Rubio: U.S.-Saudi relationship should be "completely revised" if Saudis killed missing journalist
Republican Sen. Marco Rubio of Florida says that the U.S.-Saudi relationship should be "completely revised" if the Saudi government killed Jamal Khashoggi, the prominent Saudi journalist who has been missing since entering a Saudi consulate in Istanbul several weeks ago.
On "Face the Nation" Sunday, Rubio said the U.S. should consider suspending arms sales to the Saudi kingdom should the allegations prove to be accurate. The U.S. supplies Saudi Arabia with tens of billions of dollars worth of arms, and the kingdom is a key U.S. ally in the volatile region. Earlier in the week, President Trump appeared hesitant about the possibility of ending arms sales, even if Saudi Arabia is found to be culpable in the journalist's disappearance.
"When you sell arms to Saudi Arabia, it gives you leverage over them, because they need replacement parts, they need the training," Rubio said. "You can't sanction a country by cutting them off of something if you never provided it in the first place. So it is true that arms sales gives us leverage. The question here is specifically whether our relationship with Saudi Arabia needs to be completely revised, including arms sales if in fact they carried out something like what they are accused of at this moment."
- Saudi Arabia is America's No. 1 weapons customer
- Transcript: Sen. Marco Rubio on "Face the Nation," October 14, 2018
Turkish officials have said that a team of Saudi operatives killed and dismembered Khashoggi inside the consulate, which he had entered to obtain documents needed for his upcoming wedding. In an interview with "60 Minutes" airing Sunday, President Trump warned of "severe punishment" for the Saudi kingdom if it was behind the disappearance. Saudi officials have denied any involvement and rejected "threats" against their country in response to the president's comments.
Rubio said the relationship with Saudi Arabia extends far beyond arms sales, calling the kingdom an important part of the U.S. strategy in the Middle East. But that relationship, he said, "cannot supercede our commitment to human rights."
"It's not about the money.

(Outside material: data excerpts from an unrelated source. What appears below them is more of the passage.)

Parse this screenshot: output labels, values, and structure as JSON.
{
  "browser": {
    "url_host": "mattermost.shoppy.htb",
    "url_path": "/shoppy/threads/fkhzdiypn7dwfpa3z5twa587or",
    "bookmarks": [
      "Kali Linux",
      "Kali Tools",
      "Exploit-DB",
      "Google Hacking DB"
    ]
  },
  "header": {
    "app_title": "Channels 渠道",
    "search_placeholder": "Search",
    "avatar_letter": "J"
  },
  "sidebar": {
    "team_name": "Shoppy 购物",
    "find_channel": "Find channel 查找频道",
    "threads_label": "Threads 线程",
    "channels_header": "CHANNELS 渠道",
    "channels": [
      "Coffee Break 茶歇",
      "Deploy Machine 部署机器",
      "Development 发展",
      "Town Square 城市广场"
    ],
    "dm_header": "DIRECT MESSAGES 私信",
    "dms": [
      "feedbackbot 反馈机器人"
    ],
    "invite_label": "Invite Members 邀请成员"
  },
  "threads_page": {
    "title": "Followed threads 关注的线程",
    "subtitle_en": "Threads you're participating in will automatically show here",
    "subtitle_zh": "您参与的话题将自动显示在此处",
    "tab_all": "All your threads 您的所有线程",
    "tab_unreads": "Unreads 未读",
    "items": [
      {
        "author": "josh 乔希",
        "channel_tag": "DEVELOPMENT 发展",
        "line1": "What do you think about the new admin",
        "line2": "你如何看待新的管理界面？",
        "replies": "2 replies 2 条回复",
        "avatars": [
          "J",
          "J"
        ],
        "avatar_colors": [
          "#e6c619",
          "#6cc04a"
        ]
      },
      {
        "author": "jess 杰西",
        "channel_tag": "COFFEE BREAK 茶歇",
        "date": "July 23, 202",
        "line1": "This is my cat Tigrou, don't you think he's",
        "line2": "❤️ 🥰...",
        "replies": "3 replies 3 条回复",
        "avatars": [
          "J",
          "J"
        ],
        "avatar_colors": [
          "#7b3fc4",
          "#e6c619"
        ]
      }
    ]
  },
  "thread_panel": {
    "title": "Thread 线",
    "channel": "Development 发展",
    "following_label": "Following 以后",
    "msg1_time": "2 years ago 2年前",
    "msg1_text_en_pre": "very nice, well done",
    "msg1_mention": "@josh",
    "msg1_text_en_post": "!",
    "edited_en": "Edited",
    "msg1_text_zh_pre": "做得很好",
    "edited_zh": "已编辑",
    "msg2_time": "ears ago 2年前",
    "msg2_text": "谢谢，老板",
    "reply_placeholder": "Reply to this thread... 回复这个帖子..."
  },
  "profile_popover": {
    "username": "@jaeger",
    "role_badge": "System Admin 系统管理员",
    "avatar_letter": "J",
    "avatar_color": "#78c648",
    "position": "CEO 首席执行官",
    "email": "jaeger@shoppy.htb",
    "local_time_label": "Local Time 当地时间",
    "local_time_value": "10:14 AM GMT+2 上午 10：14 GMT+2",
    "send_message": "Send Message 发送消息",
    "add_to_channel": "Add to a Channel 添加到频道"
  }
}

There are plenty of other countries that would want to buy arms from us," Rubio said.
Rubio called the reports surrounding Khashoggi's disappearance "unacceptable," adding that the U.S. should "never accept that from anyone in the world." He said failure to punish the Saudis would harm U.S. credibility and moral authority when acting against regimes with poor human rights records like Russia, Venezuela and China.
"We can never be a voice for human rights anywhere in the world if we allow a situation like this to go forward and us do nothing about it," said Rubio.